Marlys's murder aside, I couldn't wait to get to work. Another day
of backstabbing office politics would seem like a week at The
Golden Door Spa compared to dealing with widowhood, pauperdom, and getting shaken down by a loan shark-not to mention
dealing with Lucille and Mama.

Some sadist had yanked me out of my dull but normal life and
plunked me down in the middle of a Janet Evanovich novel. What
would Stephanie Plum do? I pondered this question on my drive
to work. Stephanie never had to worry, though. No matter how big
the mess she found herself in, good old Janet would write her a happy ending. No such luck for me. My problems were real. They
weren't about to disappear with the stroke of a pen or click of a
keyboard.

By the time I arrived at work, an hour late and with damp hair,
speculative gossip circled the halls of Trimedia. Half the staff
crowded around the entrance to my cubicle. They scattered like
cockroaches as I approached. All except Cloris and Daphne.

"Did you hear?" asked Daphne. Her wild mane of Nicole Kidman red curls bounced on her shoulders as she bounced on the
balls of her Payless mock alligator pumps. "Someone killed Marlys
last night. Here. In your office."

That last bit of information seemed a tad redundant, considering, as I'd suspected, yellow crime tape barred the entrance to my
cubicle. "I know," I told her. "I found the body."

"Shut up!" she shrieked.

"You didn't!" cried Cloris.

I gave them a quick recap of my late-night adventure after returning to the office.

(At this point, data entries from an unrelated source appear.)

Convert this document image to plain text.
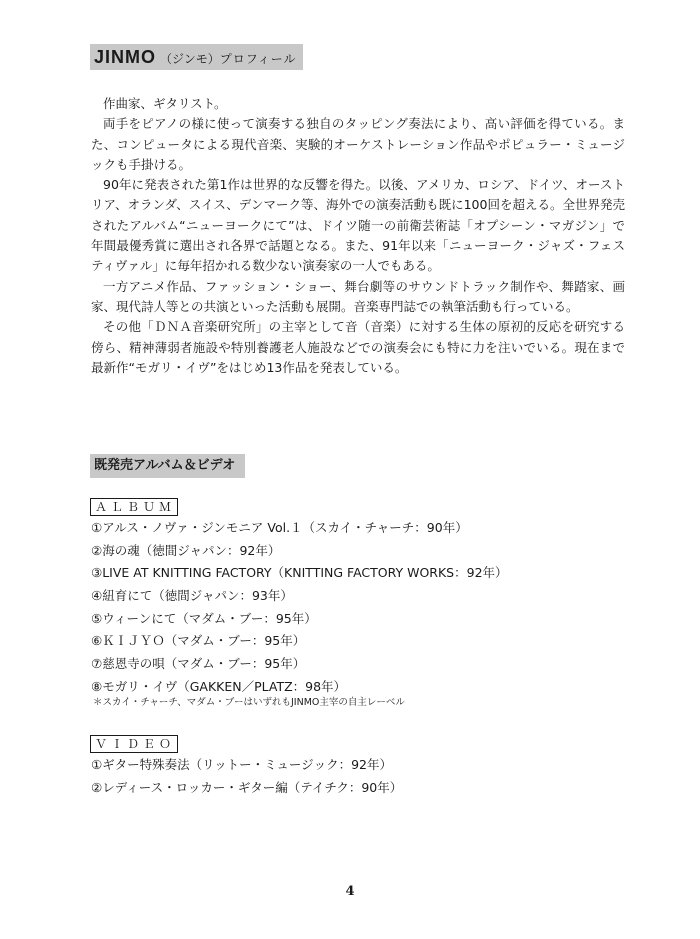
JINMO （ジンモ）プロフィール

作曲家、ギタリスト。

両手をピアノの様に使って演奏する独自のタッピング奏法により、高い評価を得ている。また、コンピュータによる現代音楽、実験的オーケストレーション作品やポピュラー・ミュージックも手掛ける。

90年に発表された第1作は世界的な反響を得た。以後、アメリカ、ロシア、ドイツ、オーストリア、オランダ、スイス、デンマーク等、海外での演奏活動も既に100回を超える。全世界発売されたアルバム“ニューヨークにて”は、ドイツ随一の前衛芸術誌「オプシーン・マガジン」で年間最優秀賞に選出され各界で話題となる。また、91年以来「ニューヨーク・ジャズ・フェスティヴァル」に毎年招かれる数少ない演奏家の一人でもある。

一方アニメ作品、ファッション・ショー、舞台劇等のサウンドトラック制作や、舞踏家、画家、現代詩人等との共演といった活動も展開。音楽専門誌での執筆活動も行っている。

その他「ＤＮＡ音楽研究所」の主宰として音（音楽）に対する生体の原初的反応を研究する傍ら、精神薄弱者施設や特別養護老人施設などでの演奏会にも特に力を注いでいる。現在まで最新作“モガリ・イヴ”をはじめ13作品を発表している。

既発売アルバム＆ビデオ
ＡＬＢＵＭ
①アルス・ノヴァ・ジンモニア Vol.１（スカイ・チャーチ：90年）
②海の魂（徳間ジャパン：92年）
③LIVE AT KNITTING FACTORY（KNITTING FACTORY WORKS：92年）
④紐育にて（徳間ジャパン：93年）
⑤ウィーンにて（マダム・ブー：95年）
⑥ＫＩＪＹＯ（マダム・ブー：95年）
⑦慈恩寺の唄（マダム・ブー：95年）
⑧モガリ・イヴ（GAKKEN／PLATZ：98年）
＊スカイ・チャーチ、マダム・ブーはいずれもJINMO主宰の自主レーベル
ＶＩＤＥＯ
①ギター特殊奏法（リットー・ミュージック：92年）
②レディース・ロッカー・ギター編（テイチク：90年）
4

"Ewww!" Daphne hugged her arms around her chest and shivered, whether from her belly button-showcasing ivory lace croptop or from revulsion was anyone's guess. "That's too weird."

"Someone sure has a sick sense of humor," said Cloris. "Who
do you think did it?"

"Marlys had more enemies than friends. I'd imagine there's a
long list of people who hated her"

"But enough to kill her?" asked Daphne, her wide-eyed gaze
fixed on my nearly empty office. The police had confiscated my
computer, my desk chair, all my supplies, and-worst of all-the three dozen satin birdseed roses scheduled for this morning's
photo shoot.

A thin coating of black fingerprint powder dusted the empty
counters and shelves. Was I expected to clean up the mess or could I
cajole the janitor into tackling the chore? "Do you think crime scene
cleanup is included in the janitor's job description?" I asked.